You could call his paintings slightly skewed.
Louisiana artist and professor Michael Crespo is fascinated with stark contrasts. He paints fish set against cityscapes and squid floating in a sea of black.
In one of his paintings, there is a large sheep wearing a wreath of red roses.
The images he conjures are born out of, as he put it, “a thought on another day, in another field of mind, in another act of doing.”
“Legends and Lagoons,” a collection of Crespo’s oil paintings, is the featured collection at the David Lusk Gallery in the Laurelwood Shopping Center, near The University of Memphis.
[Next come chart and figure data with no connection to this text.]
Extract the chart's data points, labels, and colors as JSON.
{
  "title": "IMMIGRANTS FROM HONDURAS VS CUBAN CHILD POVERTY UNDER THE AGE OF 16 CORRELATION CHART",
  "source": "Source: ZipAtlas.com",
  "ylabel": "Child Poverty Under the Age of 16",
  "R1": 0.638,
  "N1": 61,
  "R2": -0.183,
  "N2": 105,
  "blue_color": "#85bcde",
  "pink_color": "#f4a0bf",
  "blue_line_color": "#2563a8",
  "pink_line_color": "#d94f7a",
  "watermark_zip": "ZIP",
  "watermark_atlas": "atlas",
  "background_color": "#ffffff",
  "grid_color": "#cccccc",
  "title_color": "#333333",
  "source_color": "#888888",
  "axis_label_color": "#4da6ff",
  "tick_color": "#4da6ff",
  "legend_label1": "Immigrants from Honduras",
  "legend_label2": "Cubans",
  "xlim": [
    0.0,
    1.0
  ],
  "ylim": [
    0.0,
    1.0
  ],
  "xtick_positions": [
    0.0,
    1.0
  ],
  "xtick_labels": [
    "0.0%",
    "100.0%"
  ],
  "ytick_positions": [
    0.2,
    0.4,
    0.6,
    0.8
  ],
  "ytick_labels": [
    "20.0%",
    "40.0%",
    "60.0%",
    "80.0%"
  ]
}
The show runs until March 30.
“My painting is about the beauty, the power, the vulnerability, and fragility of nature,” said Crespo.
Crespo, who was born in New Orleans in 1947, said he has always been around art.
“Michael now teaches at LSU,” said Melissa Taylor, director of the gallery. “This is his third show with us, and his work has been displayed in places around Memphis for almost ten years.”
For the last 30 years, Crespo’s watercolors and paintings have also been shown around the country. He’s authored a series of painting instruction textbooks used in classrooms today.
The exhibition features close to twenty of Crespo’s paintings, in addition to some of his poetry.
“Michael typically paints things like an image of a bird, a fish or a flower against a black background, to make for a nice dramatic effect,” said Taylor.
“Lagoons and Legends” is the result.
“I find these traits mirrored in the human condition,” Crespo said. “I am also painting what I know — my own seascape of emotion and reason.”
He has included some of his poetry for visitors to the exhibition.
“Rest my form in dark, branching streams,” he writes, in the program notes for the collection. “Look afresh, for we are the skilled remnants of paradise.”
“Remnants,” another of his paintings, depicts a fragile dove flying against a murky city skyline.